It must be hard to be Mrs. Stephen King. You have to accompany your husband to boring book signings, deal with reporters who misspell your name, and fend off obsessive stalkers every Halloween.

Stephen King claims that the heroine of his novel "Lisey's Story," was not modeled after his wife Tabitha. However, it's difficult to believe that the events of his life and marriage had no influence on the author's latest novel. It explores the life of Lisey Landon, the widow of successful novelist Scott Landon. Two years after her husband's death, Lisey is beset by both natural and supernatural dangers. In the physical world, she must guard against the academics and fans that want access to her husband's unpublished papers. More ominously, the denizens of Boo'ya Moon, a magical and dangerous place that her husband has known since childhood, also threaten her.

As Lisey remembers the frightening but also magical years before her husband's death, the untruth about their marriage is slowly revealed. The intimacy between Lisey and Scott is richly illustrated and King's description of the secret world and language of a long marriage are easily the strongest elements of the novel.

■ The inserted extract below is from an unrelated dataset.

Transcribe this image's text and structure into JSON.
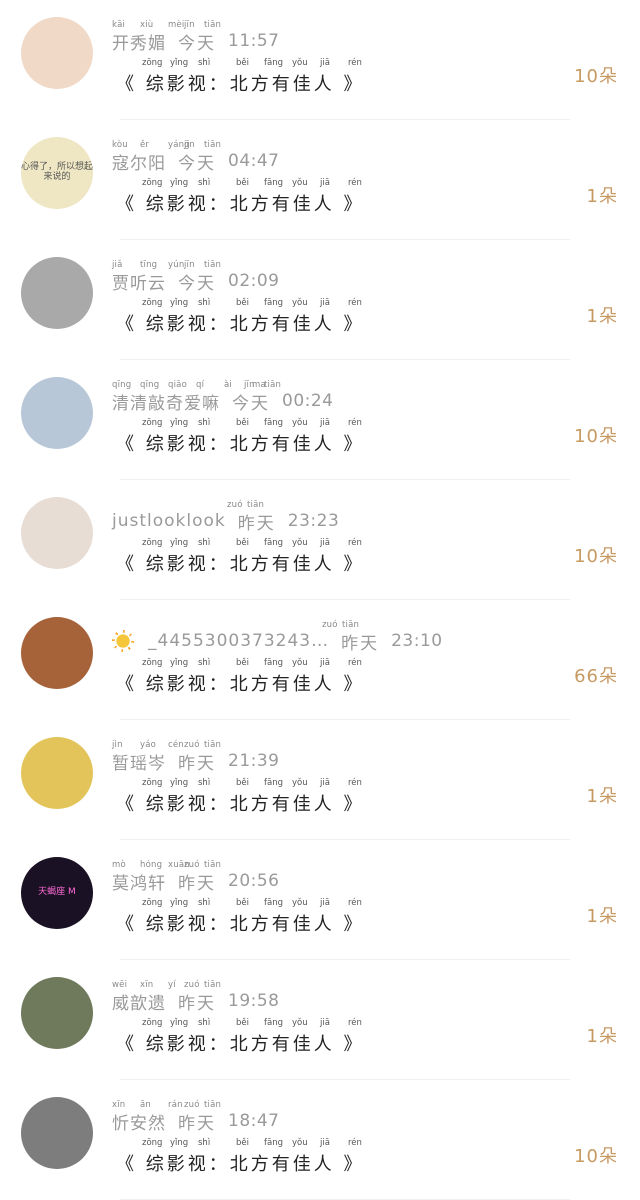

King's trademark use of interior monologue and parenthetical asides illustrate Lisey's grief and loss of her husband well. However, the author's extensive use of made-up words and names is perhaps less successful. His desire to depict the unique terminology that Scott and Lisey have developed is a good one, yet some readers will surely be turned off by the use of terms like Babyluv, smucking, and Deep Space Cowboys (to name only a few) in a work that is supposed to be frightening.

Nevertheless, the love story at the center of the novel and corresponding lack of the excessive gore that has marred some of his weaker novels will win King readers beyond his established audience of horror fans. Like King's novel "Dolores Claiborne," "Lisey's Story" explores the life of a powerful and determined woman who has insight into the female world that belies the gender of its author.

In the dedication to his novel "It," King wrote, "Fiction is the truth inside the lie." In "Lisey's Story," the lies of King's fiction reveal important truths about intimacy, marriage, and the power of love beyond death.